I’m not sure this one belongs on the list. The world is blasted. The Armageddon wasn’t (entirely) nuclear, it happened when wizards went into a bare-knuckle brawl and wiped each other out, along with the planet. Now there is almost no fertile soil and crazy-ass creatures roam the spaces between, starved to the point of insanity.

Now there is just pain hunger and the occasional artifact, showing up when it is least welcome.

I did start to put a story in this setting, or at the very least a character study. The narrative gets rolling with what I have only now realized is the only actual human in the story dying.

Everything is poison. Everything is dead. Everything wants to kill you. Which is all just the way of things, no big deal, unless you are motivated by love.

The Garden

This year’s effort. Although I found some story possibilities late in the process, this is one of the most complete worlds I have ever built. Earth is gone (probably), and the last of humanity are really expensive hitchhikers riding alien battle fleets.

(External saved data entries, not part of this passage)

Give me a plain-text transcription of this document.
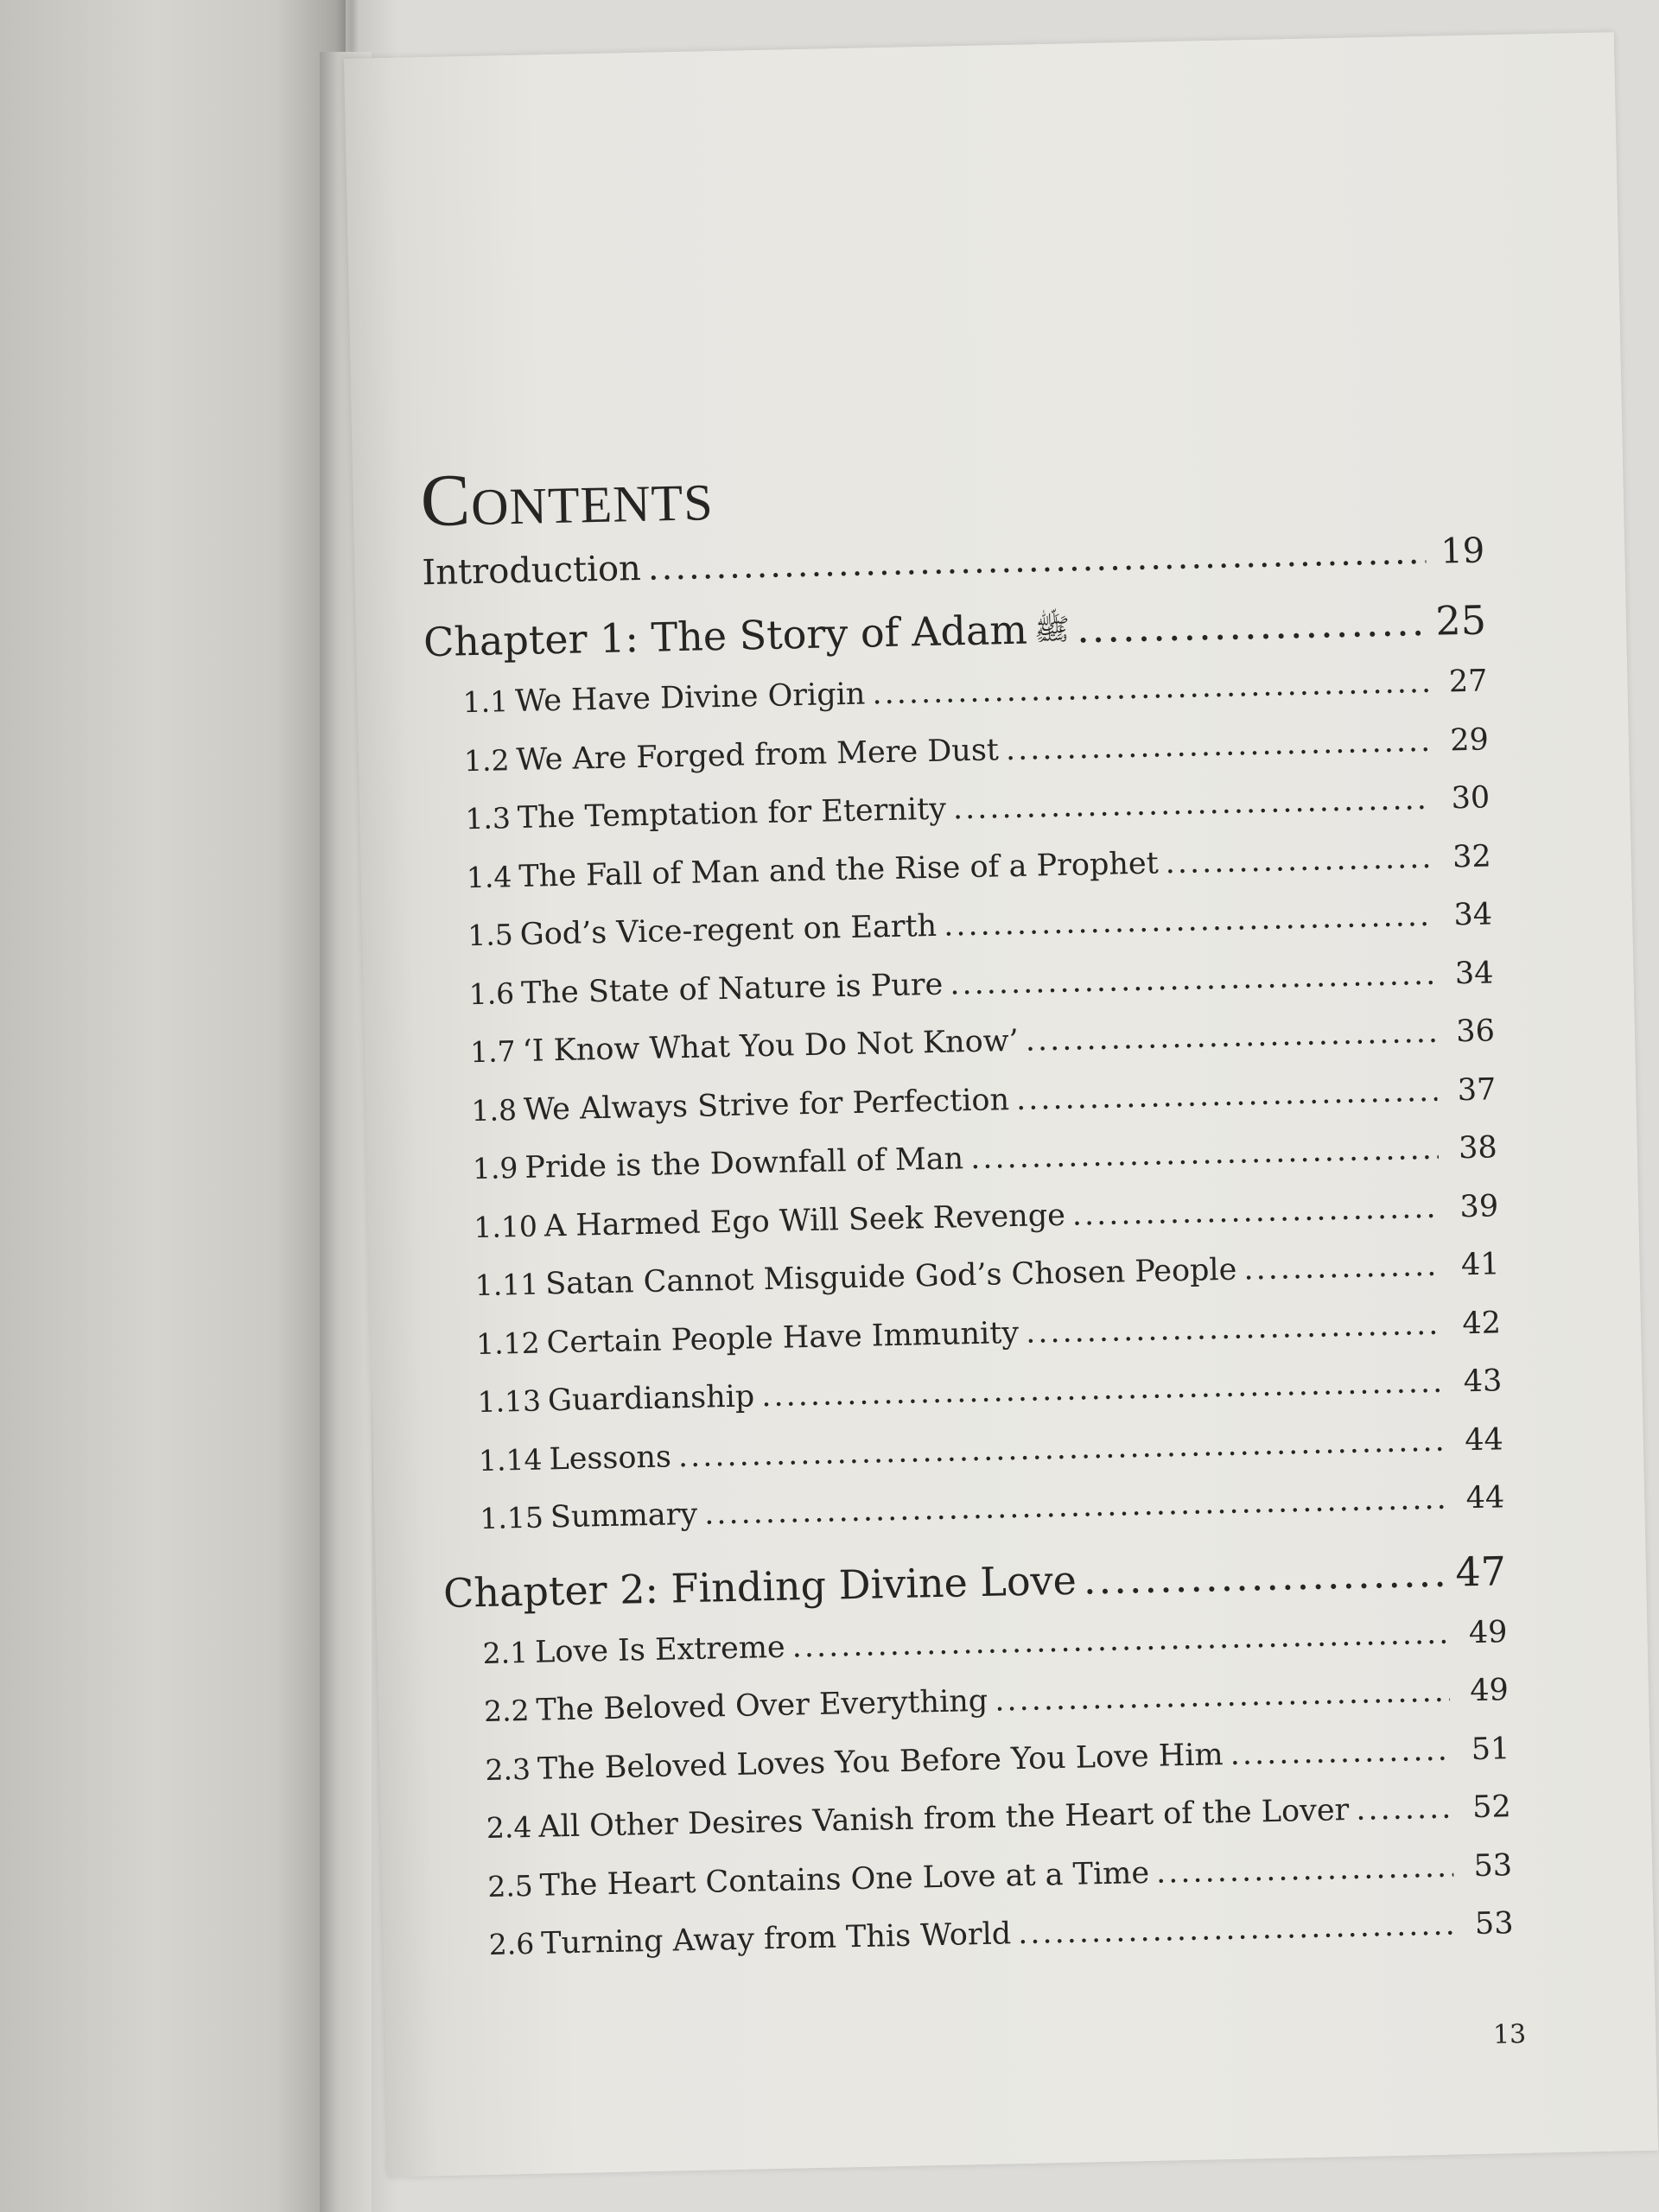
Contents
Introduction .....	19
Chapter 1: The Story of Adam ﷺ .....	25
1.1 We Have Divine Origin .....	27
1.2 We Are Forged from Mere Dust .....	29
1.3 The Temptation for Eternity .....	30
1.4 The Fall of Man and the Rise of a Prophet .....	32
1.5 God’s Vice-regent on Earth .....	34
1.6 The State of Nature is Pure .....	34
1.7 ‘I Know What You Do Not Know’ .....	36
1.8 We Always Strive for Perfection .....	37
1.9 Pride is the Downfall of Man .....	38
1.10 A Harmed Ego Will Seek Revenge .....	39
1.11 Satan Cannot Misguide God’s Chosen People .....	41
1.12 Certain People Have Immunity .....	42
1.13 Guardianship .....	43
1.14 Lessons .....	44
1.15 Summary .....	44
Chapter 2: Finding Divine Love .....	47
2.1 Love Is Extreme .....	49
2.2 The Beloved Over Everything .....	49
2.3 The Beloved Loves You Before You Love Him .....	51
2.4 All Other Desires Vanish from the Heart of the Lover .....	52
2.5 The Heart Contains One Love at a Time .....	53
2.6 Turning Away from This World .....	53
13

The core observation is that reptiles are much better-suited for interstellar space travel than mammals are. In this world, reptiles can be put into cryosleep, allowing them to slumber through the years of interstellar travel, while mammals, and humans in particular, must live through those years.

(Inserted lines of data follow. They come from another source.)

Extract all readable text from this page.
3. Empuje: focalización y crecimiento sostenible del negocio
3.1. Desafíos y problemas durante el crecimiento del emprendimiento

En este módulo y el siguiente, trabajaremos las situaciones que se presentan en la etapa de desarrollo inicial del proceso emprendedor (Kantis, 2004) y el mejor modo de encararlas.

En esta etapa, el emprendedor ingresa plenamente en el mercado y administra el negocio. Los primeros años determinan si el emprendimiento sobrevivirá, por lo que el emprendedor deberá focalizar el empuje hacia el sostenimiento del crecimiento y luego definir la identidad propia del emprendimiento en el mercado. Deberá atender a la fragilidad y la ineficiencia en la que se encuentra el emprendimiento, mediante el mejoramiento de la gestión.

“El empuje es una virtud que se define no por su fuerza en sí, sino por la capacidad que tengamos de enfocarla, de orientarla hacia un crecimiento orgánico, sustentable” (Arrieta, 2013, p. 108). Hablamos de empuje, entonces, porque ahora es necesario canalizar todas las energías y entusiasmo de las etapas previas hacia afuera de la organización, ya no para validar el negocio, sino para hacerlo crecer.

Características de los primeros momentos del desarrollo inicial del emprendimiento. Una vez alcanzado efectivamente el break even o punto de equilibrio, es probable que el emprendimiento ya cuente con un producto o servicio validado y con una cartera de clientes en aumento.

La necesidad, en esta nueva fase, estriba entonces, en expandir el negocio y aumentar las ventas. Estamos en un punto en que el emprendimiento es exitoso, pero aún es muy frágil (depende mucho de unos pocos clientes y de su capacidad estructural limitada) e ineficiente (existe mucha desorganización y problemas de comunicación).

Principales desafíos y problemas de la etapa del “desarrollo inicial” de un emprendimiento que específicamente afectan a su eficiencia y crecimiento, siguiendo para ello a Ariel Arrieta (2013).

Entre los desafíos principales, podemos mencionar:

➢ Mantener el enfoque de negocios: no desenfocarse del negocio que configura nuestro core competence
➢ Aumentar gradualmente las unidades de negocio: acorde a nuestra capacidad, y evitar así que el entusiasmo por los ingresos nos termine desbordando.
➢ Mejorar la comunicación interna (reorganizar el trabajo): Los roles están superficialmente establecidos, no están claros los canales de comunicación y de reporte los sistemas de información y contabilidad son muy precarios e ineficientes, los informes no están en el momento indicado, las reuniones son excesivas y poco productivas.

It creates an entirely different view of time between the two allies.

Why do the reptiles go to the extravagant expense of having humans on their ship? Because when shit gets crazy the mammals can burn brightly and reveal solutions. The reptiles, with their long view, are consumate strategists, but humans are the master tacticians. Decades of planning will go into each battle, but once all the shit is going down, having a mammal in charge is an enormous tactical advantage.

Historical Interlude:
I’ve been led to believe that George Washington was a great planner and logistics guy. However, word on the street is that he really sucked at adapting his plans as the battle unfolded. In my story, the lizards are like George Washington, and the partnership with humanity has given our favorite reptilian conquerors a massive advantage over their also-George-Washington rivals. The humans bring a fluidity to battle they have never known before.

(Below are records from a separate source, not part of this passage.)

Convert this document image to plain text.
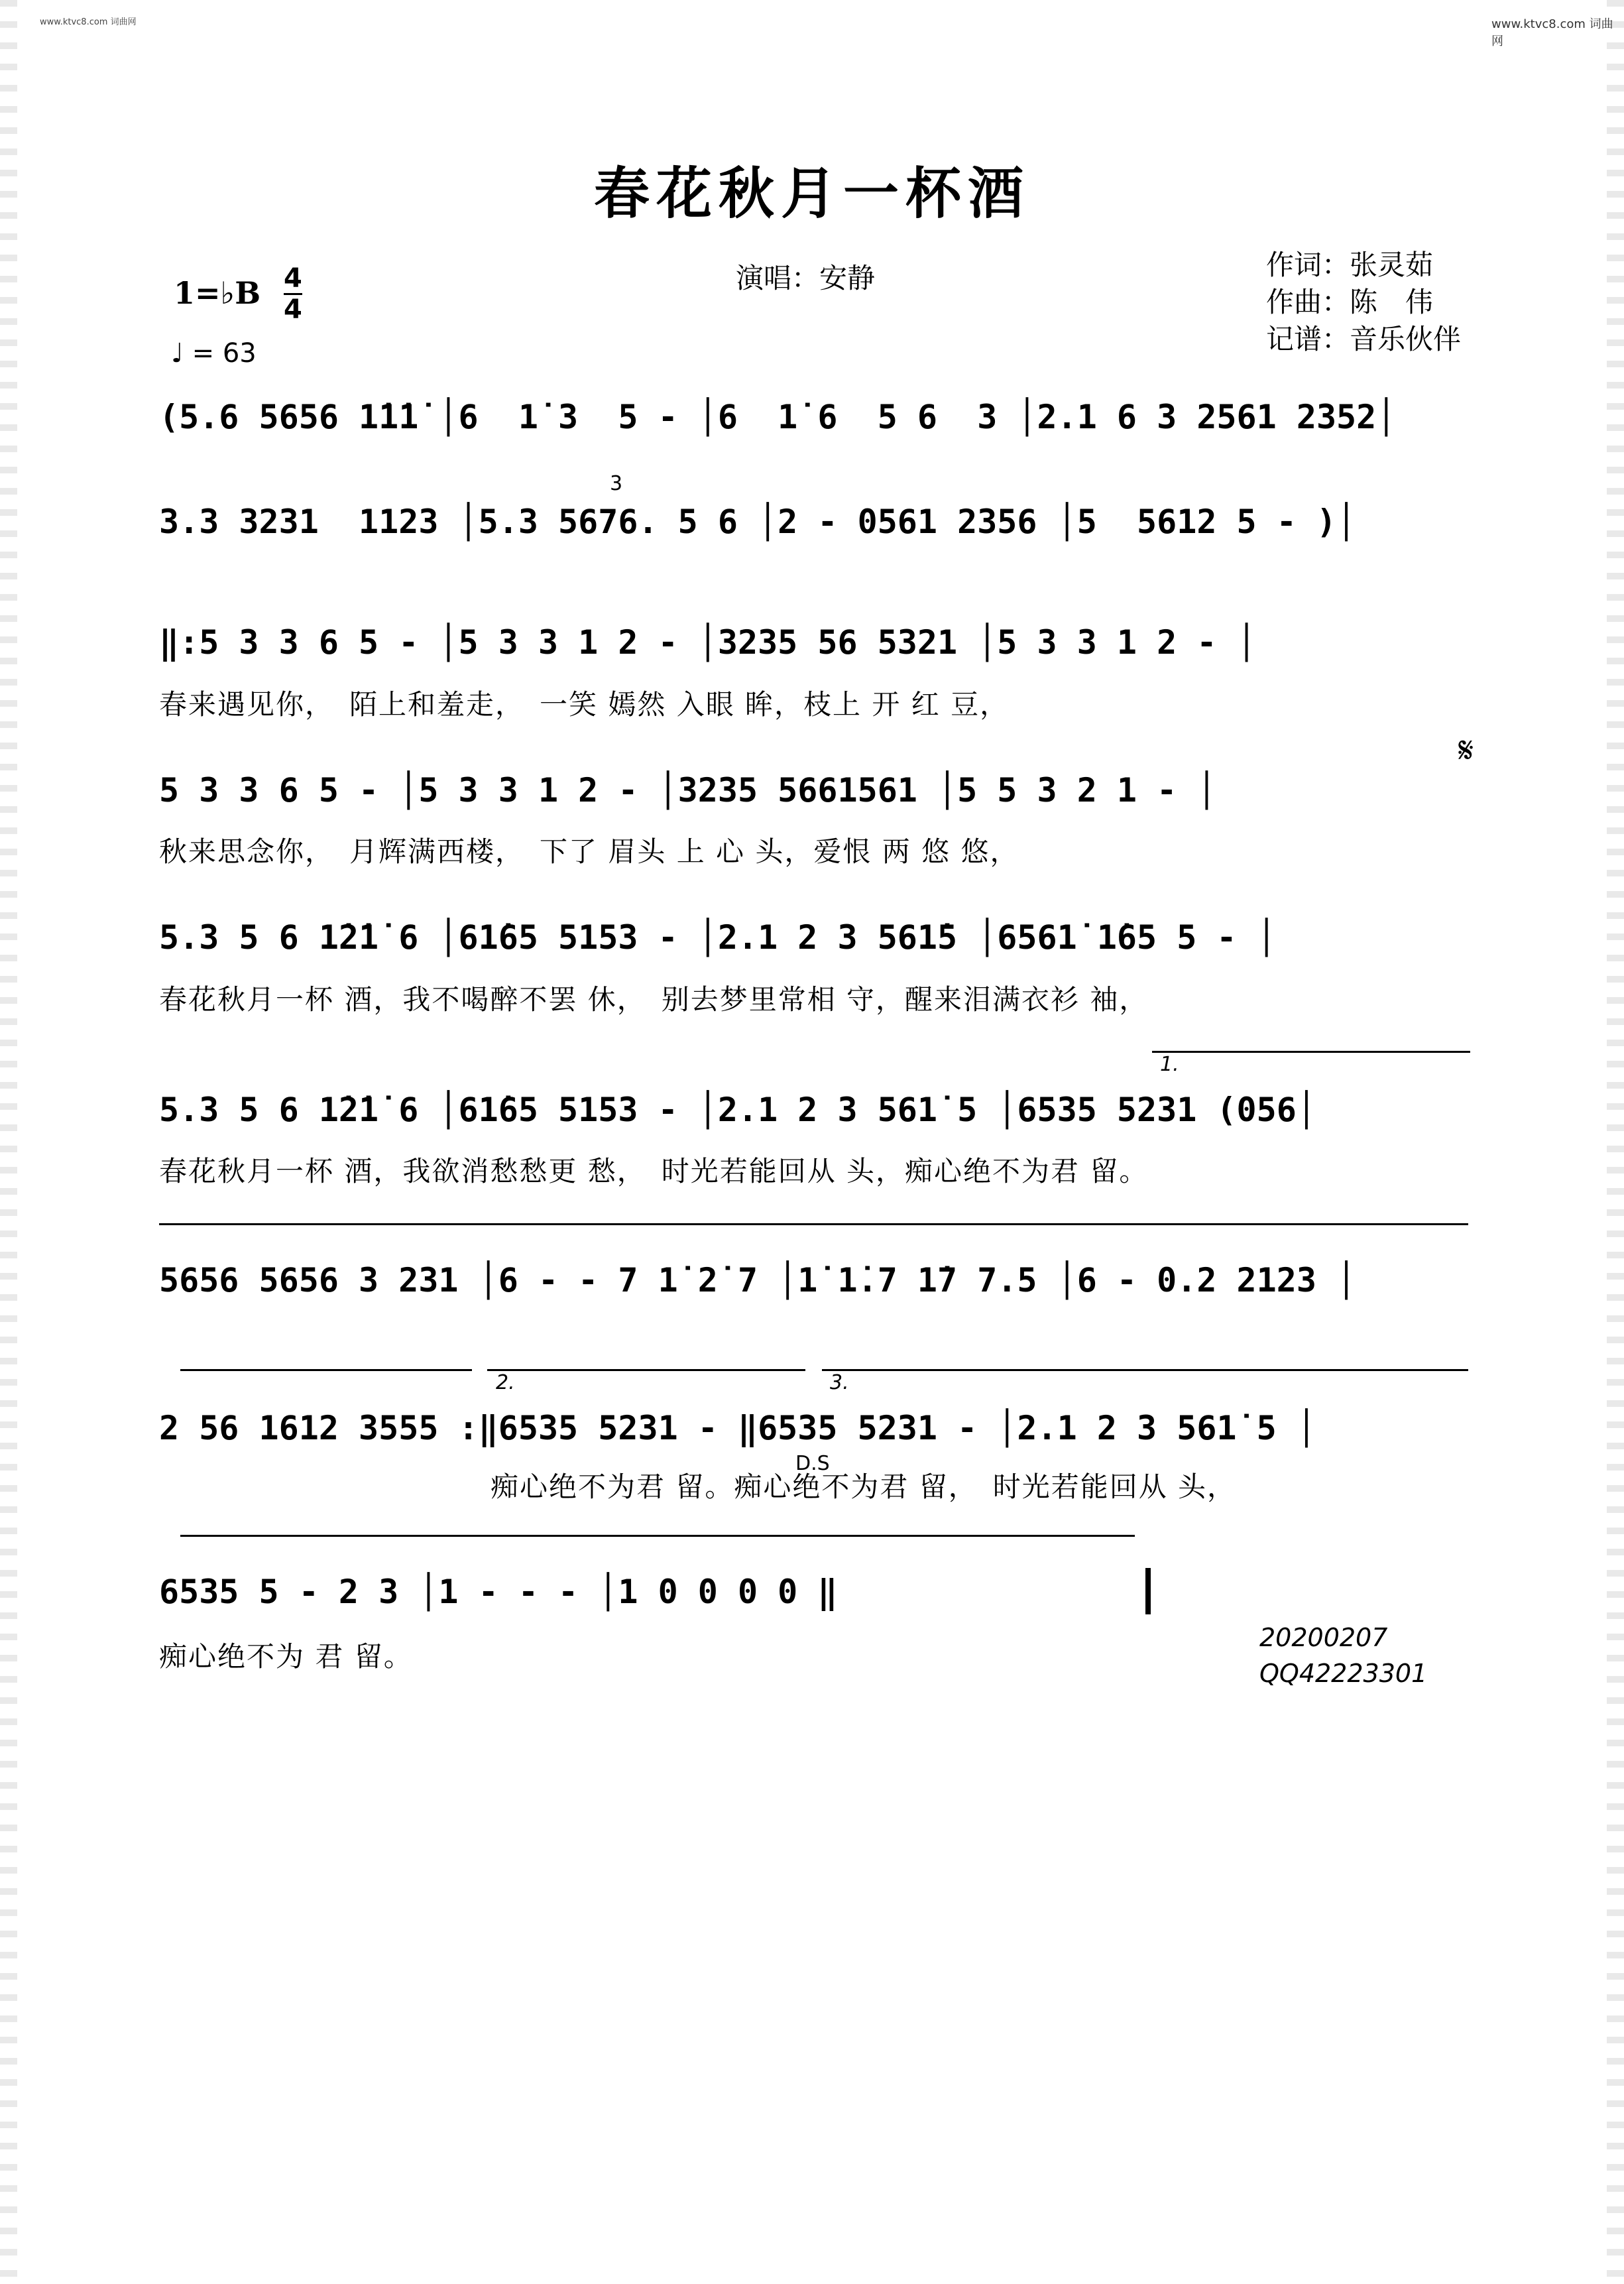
www.ktvc8.com 词曲网	www.ktvc8.com 词曲网
春花秋月一杯酒
1=♭B 4
4
♩ = 63
演唱：安静	作词：张灵茹
作曲：陈　伟
记谱：音乐伙伴
(5.6 5656 1̇1̇1̇ │6  1̇ 3  5 - │6  1̇ 6  5 6  3 │2.1 6 3 2561 2352│
3.3 3231  1123 │5.3 5676. 5 6 │2 - 0561 2356 │5  5612 5 - )│
3
‖:5 3 3 6 5 - │5 3 3 1 2 - │3235 56 5321 │5 3 3 1 2 - │
春来遇见你，　陌上和羞走，　一笑 嫣然 入眼 眸，枝上 开 红 豆，
5 3 3 6 5 - │5 3 3 1 2 - │3235 5661561 │5 5 3 2 1 - │
𝄋
秋来思念你，　月辉满西楼，　下了 眉头 上 心 头，爱恨 两 悠 悠，
5.3 5 6 1̇2̇1̇ 6 │61̇65 5153 - │2.1 2 3 561̇5 │6561̇ 1̇65 5 - │
春花秋月一杯 酒，我不喝醉不罢 休，　别去梦里常相 守，醒来泪满衣衫 袖，
1.
5.3 5 6 1̇2̇1̇ 6 │61̇65 5153 - │2.1 2 3 561̇ 5 │6535 5231 (056│
春花秋月一杯 酒，我欲消愁愁更 愁，　时光若能回从 头，痴心绝不为君 留。
5656 5656 3 231 │6 - - 7 1̇ 2̇ 7 │1̇ 1̇.7 1̇7 7.5 │6 - 0.2 2123 │
2.	3.
2 56 1612 3555 :‖6535 5231 - ‖6535 5231 - │2.1 2 3 561̇ 5 │
D.S
痴心绝不为君 留。痴心绝不为君 留，　时光若能回从 头，
6535 5 - 2 3 │1 - - - │1 0 0 0 0 ‖
痴心绝不为 君 留。
20200207
QQ42223301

Every human on those boats is there to help their hosts win battles, and negotiations, and perhaps, (unofficially) political rivalries. Every human is measured by the service they can provide to the ship. Perhaps fifteen percent of conceptions reach adulthood, and that’s just the way it is.

As a setting, it’s a tight, closed world where tiny things become big things, and so the powers that be work overtime to prevent the tiny things. Seems like a volatile world to write a story in. Volatile means interesting.

In conclusion

If you need a place to set your action, call me.